Your Questions About Conficker Patch Windows

Steven asks…
Am I Protected from this?
How do I find out if my computer has the Windows Update patch that protects me from the Downandup, Downadup, Kido!, or Conficker worms? I hear it's spreading rapidly, and I just don't want to get it.
I do have Windows Update, and I just finished downloading the latest update and then I installed it. So I should be fine, right?

dave answers:
You can be sure by running MBSA
http://technet.microsoft.com/en-us/security/cc184924.aspx

Michael asks…
Biggest Computer Virus Ever?
Have you cought it yet or know anyone who has.i think they have been talking about it for the past 2 days
This is some info on it at the bottom
This one is nasty. Very, very nasty. Called "Conficker" or "Downadup," this new computer worm has infected more than 9 million computers and is spreading at the rate of 1 million a day, according to the software protection firm, F-Secure. "This is enormous; possibly the biggest virus we have ever seen," software security specialist David Perry of Trend Micro told Agence France Presse.
Here's the real puzzler: So far, the virus has done no damage. Does that mean it's impotent, or does it portend a far more nefarious outcome? It could just be waiting to detonate, or it could be a test run by cybercriminals intent on profiting from the weakness in the future. "I think the bad guys are field testing a new technology," Perry told AFP. "If Conficker proves to work well, they could go out and sell malware (malicious software) to people. There is a huge market for selling criminal malware."
The worm is self-replicating and spreads on networks and computers that do not have the security patches for Windows RPC Server Service. It can infect machines from the Internet or even by hiding on USB memory sticks that carry data from one computer to another, reports AFP. Once Conficker is on a computer, it's almost impossible to remove. "Here we are with a big, big outbreak, and they keep revamping their methodology to increase the size of it," Perry warned to AFP. "They could be growing this huge botnet to slice it up and sell it on the criminal market." If that happened, the infected computers would be "zombie"machines that would do the cybercriminals' bidding.
One very troubling "feature" of this virus: It uses the brute force of computing power to try to crack the passwords of the machine being attacked. "That is something never seen before, and I find it disturbing," Perry told AFP. He advises people to choose better passwords.

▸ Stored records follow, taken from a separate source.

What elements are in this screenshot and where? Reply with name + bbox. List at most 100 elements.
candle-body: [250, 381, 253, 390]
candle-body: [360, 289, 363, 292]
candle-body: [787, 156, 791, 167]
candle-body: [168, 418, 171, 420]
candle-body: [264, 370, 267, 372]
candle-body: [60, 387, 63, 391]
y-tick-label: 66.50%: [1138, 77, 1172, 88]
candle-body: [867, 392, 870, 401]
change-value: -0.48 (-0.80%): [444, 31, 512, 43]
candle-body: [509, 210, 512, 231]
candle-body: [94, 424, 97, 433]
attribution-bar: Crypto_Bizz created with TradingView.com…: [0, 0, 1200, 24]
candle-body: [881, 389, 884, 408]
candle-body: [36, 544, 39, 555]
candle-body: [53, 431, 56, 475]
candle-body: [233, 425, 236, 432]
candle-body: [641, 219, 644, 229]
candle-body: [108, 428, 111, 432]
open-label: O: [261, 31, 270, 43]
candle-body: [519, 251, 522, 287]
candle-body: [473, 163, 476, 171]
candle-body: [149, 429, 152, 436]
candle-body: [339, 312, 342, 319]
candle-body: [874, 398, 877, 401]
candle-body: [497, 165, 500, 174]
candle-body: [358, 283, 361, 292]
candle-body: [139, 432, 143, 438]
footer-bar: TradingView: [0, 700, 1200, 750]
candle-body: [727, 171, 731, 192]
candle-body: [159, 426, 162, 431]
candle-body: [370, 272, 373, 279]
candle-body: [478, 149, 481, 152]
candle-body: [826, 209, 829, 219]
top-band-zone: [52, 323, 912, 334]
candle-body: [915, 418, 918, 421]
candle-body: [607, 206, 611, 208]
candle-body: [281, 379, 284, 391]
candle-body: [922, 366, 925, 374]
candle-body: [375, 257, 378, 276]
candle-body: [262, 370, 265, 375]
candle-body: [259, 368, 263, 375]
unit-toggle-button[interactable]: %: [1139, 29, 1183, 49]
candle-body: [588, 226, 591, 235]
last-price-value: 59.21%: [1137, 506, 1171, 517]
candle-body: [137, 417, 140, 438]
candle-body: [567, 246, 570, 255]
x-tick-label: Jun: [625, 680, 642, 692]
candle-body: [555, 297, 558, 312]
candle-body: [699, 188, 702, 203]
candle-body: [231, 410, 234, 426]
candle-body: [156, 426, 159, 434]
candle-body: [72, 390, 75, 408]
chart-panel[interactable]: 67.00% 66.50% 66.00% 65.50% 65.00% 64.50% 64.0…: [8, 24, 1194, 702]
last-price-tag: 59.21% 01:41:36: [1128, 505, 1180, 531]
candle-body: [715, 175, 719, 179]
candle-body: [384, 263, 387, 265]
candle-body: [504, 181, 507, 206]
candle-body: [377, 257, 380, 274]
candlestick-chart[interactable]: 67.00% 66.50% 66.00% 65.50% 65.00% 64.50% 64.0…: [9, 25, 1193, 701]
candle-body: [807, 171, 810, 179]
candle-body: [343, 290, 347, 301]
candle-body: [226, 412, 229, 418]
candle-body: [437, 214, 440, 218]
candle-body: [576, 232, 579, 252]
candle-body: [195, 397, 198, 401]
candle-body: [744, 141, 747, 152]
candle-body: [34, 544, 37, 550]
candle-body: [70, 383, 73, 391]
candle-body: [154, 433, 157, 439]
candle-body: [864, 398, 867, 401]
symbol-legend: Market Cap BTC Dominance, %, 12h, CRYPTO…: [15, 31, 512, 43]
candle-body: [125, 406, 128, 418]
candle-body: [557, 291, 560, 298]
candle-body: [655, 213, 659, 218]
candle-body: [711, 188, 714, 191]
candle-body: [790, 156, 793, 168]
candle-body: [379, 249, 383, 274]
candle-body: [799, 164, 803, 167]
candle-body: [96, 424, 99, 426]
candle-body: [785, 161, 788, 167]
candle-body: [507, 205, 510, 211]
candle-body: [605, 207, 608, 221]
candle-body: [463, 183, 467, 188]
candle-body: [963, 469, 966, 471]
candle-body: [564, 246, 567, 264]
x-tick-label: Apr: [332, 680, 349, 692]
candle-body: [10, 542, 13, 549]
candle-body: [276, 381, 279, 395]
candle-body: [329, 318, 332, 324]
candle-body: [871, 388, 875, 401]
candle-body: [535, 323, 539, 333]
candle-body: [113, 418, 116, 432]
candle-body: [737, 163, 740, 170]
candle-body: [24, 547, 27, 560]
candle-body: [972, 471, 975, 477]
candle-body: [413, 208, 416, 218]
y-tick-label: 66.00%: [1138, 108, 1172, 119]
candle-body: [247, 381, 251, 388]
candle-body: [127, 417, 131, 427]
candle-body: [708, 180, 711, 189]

Mix in numbers, punctuation marks and upper-case letters to make them harder to deduce. Also, record your passwords in a paper notebook. "No hacker in the world can hack the written page locked away in your office," he told AFP.

dave answers:
For right now i would have to say the vundo trojan(Virtumonde or Virtumondo) has had a pretty good run,and caused a great deal of misery.
This Conficker worm does seem pretty scary.
The problem is their are Always those people who will pickup zero-day infections before the Anti-Virus companies can provide signatures.
Heuristics come into there own at that time.
Virtualization software seems the best way to go,in addition to your firewall and Anti-Virus.
Sandboxie for your browser,or returnil for total system.
Also keep not only Windows patched,but Flash,and other programs that go online.